Mme Éliane Assassi.  - Ce n'est pas ce qu'ils demandent !

M. Louis Nègre.  - Abandonnez les postures idéologiques et regardez la réalité en face !

Mme Éliane Assassi.  - La réalité de Cagnes-sur-Mer ?

M. Louis Nègre.  - Comme le dit le président de la République (« Ah » à gauche), il faut développer une immigration choisie -« raisonnée », dit M. Zapatero- pour mieux accueillir les immigrés dont on veut assurer l'intégration.

Mme Alima Boumediene-Thiery.  - C'est dans les deux sens, l'intégration !

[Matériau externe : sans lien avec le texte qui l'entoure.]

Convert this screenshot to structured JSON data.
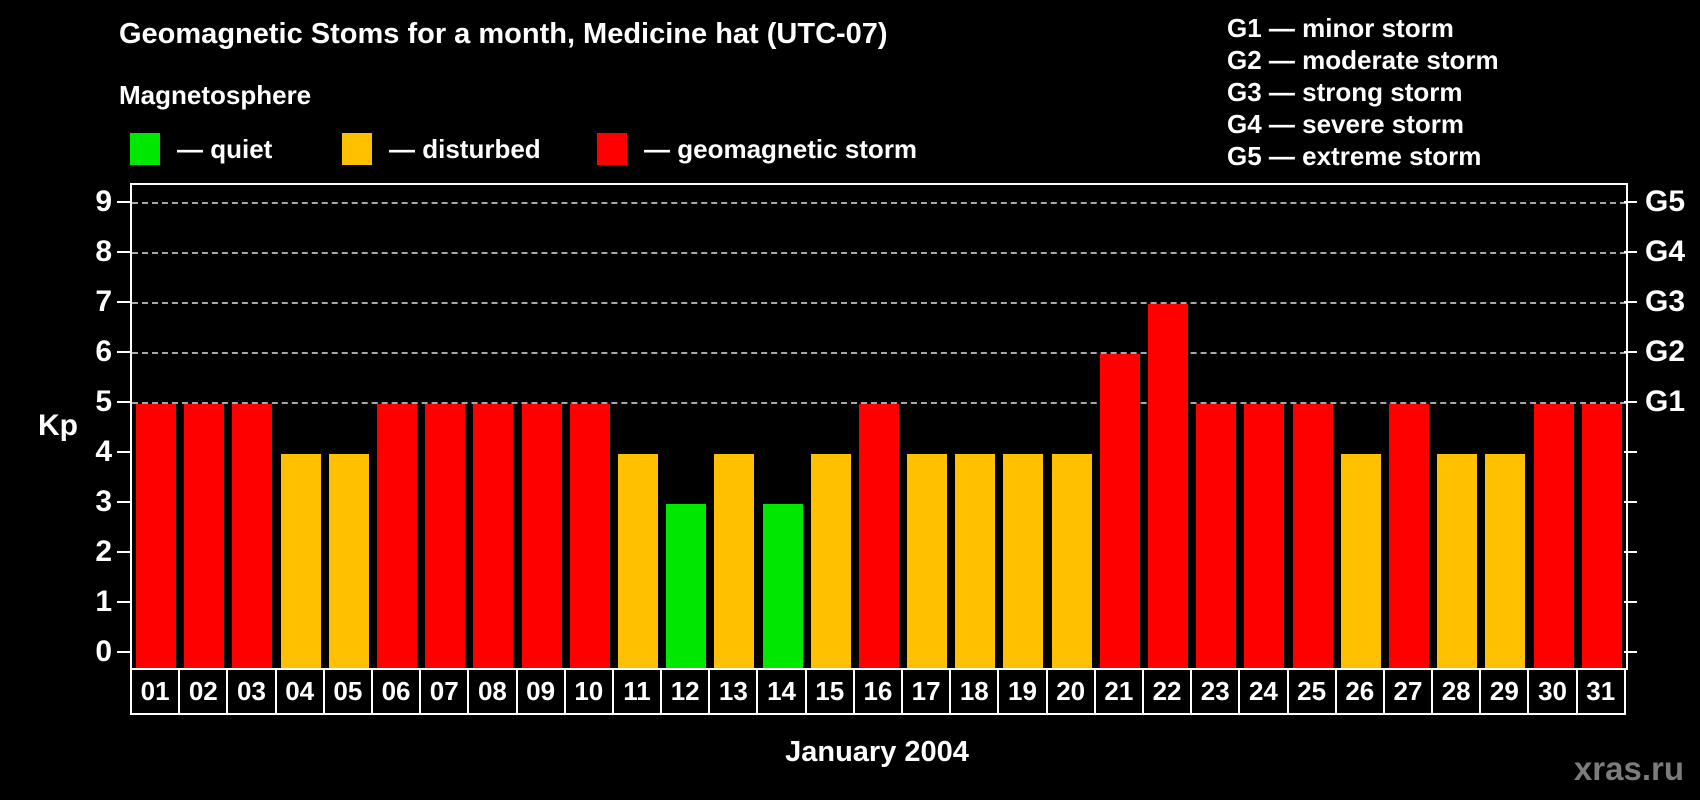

M. Louis Nègre.  - C'est en conditionnant l'accès à la nationalité française à l'adhésion à un contrat de droits et devoirs que nous assurons cette intégration.

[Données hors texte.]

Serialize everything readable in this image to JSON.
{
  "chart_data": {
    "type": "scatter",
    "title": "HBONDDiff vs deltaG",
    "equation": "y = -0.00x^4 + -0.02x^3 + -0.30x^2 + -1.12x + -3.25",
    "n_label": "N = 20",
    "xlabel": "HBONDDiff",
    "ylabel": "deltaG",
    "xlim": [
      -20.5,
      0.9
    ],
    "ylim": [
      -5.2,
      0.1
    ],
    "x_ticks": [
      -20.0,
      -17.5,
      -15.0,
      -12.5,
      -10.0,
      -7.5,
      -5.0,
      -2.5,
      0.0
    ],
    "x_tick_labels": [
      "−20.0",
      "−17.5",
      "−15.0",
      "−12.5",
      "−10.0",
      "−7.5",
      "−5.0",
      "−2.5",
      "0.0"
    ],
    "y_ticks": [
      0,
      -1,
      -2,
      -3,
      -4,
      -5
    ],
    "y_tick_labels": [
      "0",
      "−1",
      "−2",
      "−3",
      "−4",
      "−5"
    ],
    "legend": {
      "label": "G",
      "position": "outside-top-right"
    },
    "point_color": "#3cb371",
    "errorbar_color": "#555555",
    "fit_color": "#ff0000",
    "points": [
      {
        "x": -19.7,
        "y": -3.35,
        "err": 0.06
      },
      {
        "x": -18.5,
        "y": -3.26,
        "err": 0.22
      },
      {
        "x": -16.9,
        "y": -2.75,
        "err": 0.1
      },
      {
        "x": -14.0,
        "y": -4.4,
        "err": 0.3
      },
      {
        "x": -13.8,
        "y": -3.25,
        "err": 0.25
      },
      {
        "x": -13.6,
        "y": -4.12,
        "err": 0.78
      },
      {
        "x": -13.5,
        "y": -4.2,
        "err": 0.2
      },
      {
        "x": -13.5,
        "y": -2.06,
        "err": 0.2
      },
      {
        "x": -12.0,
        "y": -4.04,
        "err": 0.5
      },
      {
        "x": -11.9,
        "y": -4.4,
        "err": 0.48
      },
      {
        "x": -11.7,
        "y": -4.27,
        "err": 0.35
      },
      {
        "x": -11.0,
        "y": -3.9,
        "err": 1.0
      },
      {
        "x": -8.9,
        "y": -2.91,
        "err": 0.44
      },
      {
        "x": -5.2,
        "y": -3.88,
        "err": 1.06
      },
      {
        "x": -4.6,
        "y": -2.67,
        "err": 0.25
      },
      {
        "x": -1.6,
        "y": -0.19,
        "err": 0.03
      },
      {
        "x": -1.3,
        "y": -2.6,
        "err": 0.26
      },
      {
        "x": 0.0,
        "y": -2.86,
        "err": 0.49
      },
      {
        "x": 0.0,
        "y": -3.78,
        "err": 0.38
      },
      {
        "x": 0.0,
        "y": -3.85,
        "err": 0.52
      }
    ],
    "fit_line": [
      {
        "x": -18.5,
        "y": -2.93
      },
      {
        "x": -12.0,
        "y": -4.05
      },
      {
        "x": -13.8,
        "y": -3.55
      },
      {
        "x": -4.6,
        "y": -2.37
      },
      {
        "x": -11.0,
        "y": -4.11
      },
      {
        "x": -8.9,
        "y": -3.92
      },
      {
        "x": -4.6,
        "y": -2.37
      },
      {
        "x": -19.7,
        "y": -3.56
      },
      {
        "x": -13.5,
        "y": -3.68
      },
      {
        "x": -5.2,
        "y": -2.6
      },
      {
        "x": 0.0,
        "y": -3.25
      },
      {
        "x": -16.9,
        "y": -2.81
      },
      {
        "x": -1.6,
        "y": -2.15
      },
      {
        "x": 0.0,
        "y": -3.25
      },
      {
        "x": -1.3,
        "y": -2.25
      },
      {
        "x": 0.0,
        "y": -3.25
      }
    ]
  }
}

La déchéance de nationalité des personnes condamnées pour meurtre d'un dépositaire de l'autorité publique... (Exclamations à gauche)

Mme Alima Boumediene-Thiery.  - Un meurtre, c'est un meurtre !

M. Guy Fischer.  - Stigmatisation !

M. Louis Nègre.  - ...est-elle choquante ? Le régime spécifique de rétention concernant les personnes condamnées pour faits de terrorisme est-il choquant ?

La France reste le pays européen où la durée maximale de rétention est la plus courte. Cessons de battre notre coulpe.

M. Guy Fischer.  - On fait passer le juge sous la table.

M. Louis Nègre.  - Notre législation est plus laxiste que la Cour de Strasbourg. Sur les malades, revenons à la loi de 1998, la jurisprudence ayant dénaturé la volonté du législateur.

Je conclus (on s'en félicite à gauche) en disant qu'il faut aggraver les sanctions contre les employeurs d'étrangers irréguliers.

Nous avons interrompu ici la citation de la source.